There are millions of anti-oxidants with many different modes of action. Some of these modes might in some people modulate factors in cancer spread that are harmful. Some modes of action might modulate factors in cancer spread that are beneficial.
The picture of the blueberries is representative of a very simpleton interpretation of a Nature article that looked at NAC, a not at all commonly use antioxidant.
It is a heck of a stupid extrapolation to look down on blueberries based on a mouse-based article about the deleterious effects of NAC. Only the most simple of simpletons would do that.
It is worth noting that what treats and what prevents are often different things. Also, these studies in mice studied only a few forms of cancer and only a few anti-oxidant compounds. Also, results in this field are “discordant”; some studies show benefits of some anti-oxidants in some cancer models.

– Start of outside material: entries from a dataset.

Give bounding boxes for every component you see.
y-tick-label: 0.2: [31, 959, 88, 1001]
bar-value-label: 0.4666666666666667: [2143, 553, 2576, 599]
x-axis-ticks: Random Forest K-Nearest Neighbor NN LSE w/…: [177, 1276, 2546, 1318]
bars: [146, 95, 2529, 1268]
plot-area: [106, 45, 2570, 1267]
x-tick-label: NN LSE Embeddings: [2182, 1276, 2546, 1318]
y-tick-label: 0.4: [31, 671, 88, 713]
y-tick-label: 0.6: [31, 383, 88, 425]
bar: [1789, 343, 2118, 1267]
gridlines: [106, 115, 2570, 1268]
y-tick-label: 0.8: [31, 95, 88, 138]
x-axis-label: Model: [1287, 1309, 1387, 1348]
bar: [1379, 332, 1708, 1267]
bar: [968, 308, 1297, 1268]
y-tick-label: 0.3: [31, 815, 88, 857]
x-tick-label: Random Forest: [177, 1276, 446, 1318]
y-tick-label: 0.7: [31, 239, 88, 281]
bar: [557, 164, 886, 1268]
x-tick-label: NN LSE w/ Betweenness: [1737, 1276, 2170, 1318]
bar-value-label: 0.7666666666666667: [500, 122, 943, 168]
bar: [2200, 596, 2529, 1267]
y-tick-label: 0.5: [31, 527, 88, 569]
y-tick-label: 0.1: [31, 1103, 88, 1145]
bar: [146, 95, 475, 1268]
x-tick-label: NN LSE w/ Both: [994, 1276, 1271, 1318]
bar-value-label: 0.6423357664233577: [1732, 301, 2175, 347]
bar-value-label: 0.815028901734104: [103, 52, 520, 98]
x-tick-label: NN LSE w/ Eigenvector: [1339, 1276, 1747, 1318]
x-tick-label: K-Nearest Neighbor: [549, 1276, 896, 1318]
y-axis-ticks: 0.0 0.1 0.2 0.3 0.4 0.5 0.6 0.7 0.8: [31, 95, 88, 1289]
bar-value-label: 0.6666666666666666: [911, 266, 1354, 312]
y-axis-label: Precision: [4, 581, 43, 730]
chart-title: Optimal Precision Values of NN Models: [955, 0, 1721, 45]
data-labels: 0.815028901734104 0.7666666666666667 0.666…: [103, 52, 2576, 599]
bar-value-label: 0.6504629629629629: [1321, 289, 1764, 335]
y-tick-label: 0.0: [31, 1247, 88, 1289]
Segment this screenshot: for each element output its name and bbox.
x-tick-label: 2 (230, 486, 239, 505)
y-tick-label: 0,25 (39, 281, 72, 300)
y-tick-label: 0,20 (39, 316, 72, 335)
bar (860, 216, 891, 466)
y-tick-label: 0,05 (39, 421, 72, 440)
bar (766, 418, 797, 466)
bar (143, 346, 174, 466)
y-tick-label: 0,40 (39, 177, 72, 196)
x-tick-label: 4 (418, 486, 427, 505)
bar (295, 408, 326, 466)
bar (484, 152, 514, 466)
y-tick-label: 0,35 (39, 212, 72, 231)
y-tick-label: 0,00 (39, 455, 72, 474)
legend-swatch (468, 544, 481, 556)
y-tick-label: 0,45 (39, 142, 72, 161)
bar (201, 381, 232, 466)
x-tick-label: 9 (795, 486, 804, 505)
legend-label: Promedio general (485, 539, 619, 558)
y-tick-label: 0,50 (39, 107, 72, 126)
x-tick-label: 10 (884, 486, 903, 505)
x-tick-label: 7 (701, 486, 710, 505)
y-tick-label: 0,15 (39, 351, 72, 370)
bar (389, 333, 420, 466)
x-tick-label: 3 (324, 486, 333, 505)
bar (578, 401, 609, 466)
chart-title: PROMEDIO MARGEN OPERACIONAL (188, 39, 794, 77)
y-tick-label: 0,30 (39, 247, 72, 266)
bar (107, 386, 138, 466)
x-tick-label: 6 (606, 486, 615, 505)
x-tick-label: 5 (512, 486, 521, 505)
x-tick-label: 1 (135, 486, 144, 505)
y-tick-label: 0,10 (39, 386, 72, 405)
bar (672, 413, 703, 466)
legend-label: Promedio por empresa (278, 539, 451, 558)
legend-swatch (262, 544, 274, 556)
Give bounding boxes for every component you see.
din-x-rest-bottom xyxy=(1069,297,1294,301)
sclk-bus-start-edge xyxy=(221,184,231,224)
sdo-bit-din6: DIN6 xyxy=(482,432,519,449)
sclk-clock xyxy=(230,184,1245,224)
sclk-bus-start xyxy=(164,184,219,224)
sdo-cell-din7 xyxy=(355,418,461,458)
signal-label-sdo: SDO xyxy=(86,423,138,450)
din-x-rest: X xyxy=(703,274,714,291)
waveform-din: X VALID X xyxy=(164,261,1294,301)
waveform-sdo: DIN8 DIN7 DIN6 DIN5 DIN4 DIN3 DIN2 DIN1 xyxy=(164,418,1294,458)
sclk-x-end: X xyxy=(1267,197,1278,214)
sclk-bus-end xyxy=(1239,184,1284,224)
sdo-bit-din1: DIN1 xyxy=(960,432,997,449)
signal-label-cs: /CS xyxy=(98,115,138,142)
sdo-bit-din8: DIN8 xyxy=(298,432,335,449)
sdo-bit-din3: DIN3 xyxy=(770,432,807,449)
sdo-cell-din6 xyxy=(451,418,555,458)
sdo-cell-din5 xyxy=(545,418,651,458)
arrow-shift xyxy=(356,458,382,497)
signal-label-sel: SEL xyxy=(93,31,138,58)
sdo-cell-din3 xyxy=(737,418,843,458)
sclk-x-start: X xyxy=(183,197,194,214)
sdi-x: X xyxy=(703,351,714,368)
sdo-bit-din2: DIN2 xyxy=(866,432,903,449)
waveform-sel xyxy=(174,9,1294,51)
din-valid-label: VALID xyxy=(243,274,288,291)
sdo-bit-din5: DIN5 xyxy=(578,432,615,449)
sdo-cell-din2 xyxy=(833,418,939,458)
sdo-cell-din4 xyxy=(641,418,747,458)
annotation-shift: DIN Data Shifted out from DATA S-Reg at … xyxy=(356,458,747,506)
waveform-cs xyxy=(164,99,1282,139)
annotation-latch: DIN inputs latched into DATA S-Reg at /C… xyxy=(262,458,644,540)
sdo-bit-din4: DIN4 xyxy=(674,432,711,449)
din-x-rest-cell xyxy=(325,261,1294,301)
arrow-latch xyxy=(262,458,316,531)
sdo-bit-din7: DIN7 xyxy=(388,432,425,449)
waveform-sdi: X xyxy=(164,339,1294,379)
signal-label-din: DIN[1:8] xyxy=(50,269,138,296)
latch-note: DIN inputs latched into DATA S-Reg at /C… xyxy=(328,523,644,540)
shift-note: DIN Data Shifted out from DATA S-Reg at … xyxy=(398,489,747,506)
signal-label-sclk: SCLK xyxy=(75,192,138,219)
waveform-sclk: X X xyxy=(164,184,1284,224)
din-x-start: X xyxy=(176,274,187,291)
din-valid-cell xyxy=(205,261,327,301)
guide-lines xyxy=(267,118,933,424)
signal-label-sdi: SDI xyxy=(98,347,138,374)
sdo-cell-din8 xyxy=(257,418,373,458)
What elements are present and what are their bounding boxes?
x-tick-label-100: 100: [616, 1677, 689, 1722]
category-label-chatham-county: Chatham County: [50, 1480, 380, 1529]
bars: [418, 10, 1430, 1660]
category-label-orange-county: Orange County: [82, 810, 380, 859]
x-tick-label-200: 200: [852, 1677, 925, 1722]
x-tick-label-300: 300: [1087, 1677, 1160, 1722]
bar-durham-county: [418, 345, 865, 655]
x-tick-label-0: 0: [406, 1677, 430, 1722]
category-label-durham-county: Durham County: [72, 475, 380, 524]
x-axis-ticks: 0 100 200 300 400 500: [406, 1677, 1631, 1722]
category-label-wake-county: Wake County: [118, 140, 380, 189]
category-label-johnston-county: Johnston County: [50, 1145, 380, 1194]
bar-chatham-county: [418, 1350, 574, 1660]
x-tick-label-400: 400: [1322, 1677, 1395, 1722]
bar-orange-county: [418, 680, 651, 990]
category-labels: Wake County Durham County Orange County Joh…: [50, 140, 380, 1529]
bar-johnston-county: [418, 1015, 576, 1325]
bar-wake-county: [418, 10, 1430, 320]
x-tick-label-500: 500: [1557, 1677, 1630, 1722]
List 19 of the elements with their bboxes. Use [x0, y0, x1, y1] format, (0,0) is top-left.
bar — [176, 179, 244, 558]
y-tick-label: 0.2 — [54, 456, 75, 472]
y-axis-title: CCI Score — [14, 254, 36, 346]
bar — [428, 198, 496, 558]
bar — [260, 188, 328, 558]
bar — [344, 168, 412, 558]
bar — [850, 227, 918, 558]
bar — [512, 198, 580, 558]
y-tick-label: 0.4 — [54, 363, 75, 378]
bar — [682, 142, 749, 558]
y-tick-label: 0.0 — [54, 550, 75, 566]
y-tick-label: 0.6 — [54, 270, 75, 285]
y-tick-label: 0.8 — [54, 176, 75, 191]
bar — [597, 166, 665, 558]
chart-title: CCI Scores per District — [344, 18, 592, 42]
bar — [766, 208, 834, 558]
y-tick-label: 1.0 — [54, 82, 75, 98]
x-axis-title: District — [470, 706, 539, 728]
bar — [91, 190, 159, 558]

The evidence that green tea, and consumption of fruits and vegetables, have beneficial health effects for most people, is strong, and comes from epidemiological studies in humans. In other words, on average, humans who eat fruits and vegetables more are healthier.
None of these mouse models tested consumption of fruits and vegetables, nor of green tea, to the best of my understanding.
This article is somewhat disgraceful. It is deliberately written to falsely imply a “whatever you thought was good for you is bad for you!!!” message. It is generating the usual slew of “scientists and doctors are dumb because they don’t always say the same thing all the time, and I’m smarter than they are” comments that any such article always generates.
The actual information is interesting and of value, but very limited, and in no way contradicts the known benefits of such things as green tea or fruit and vegetables.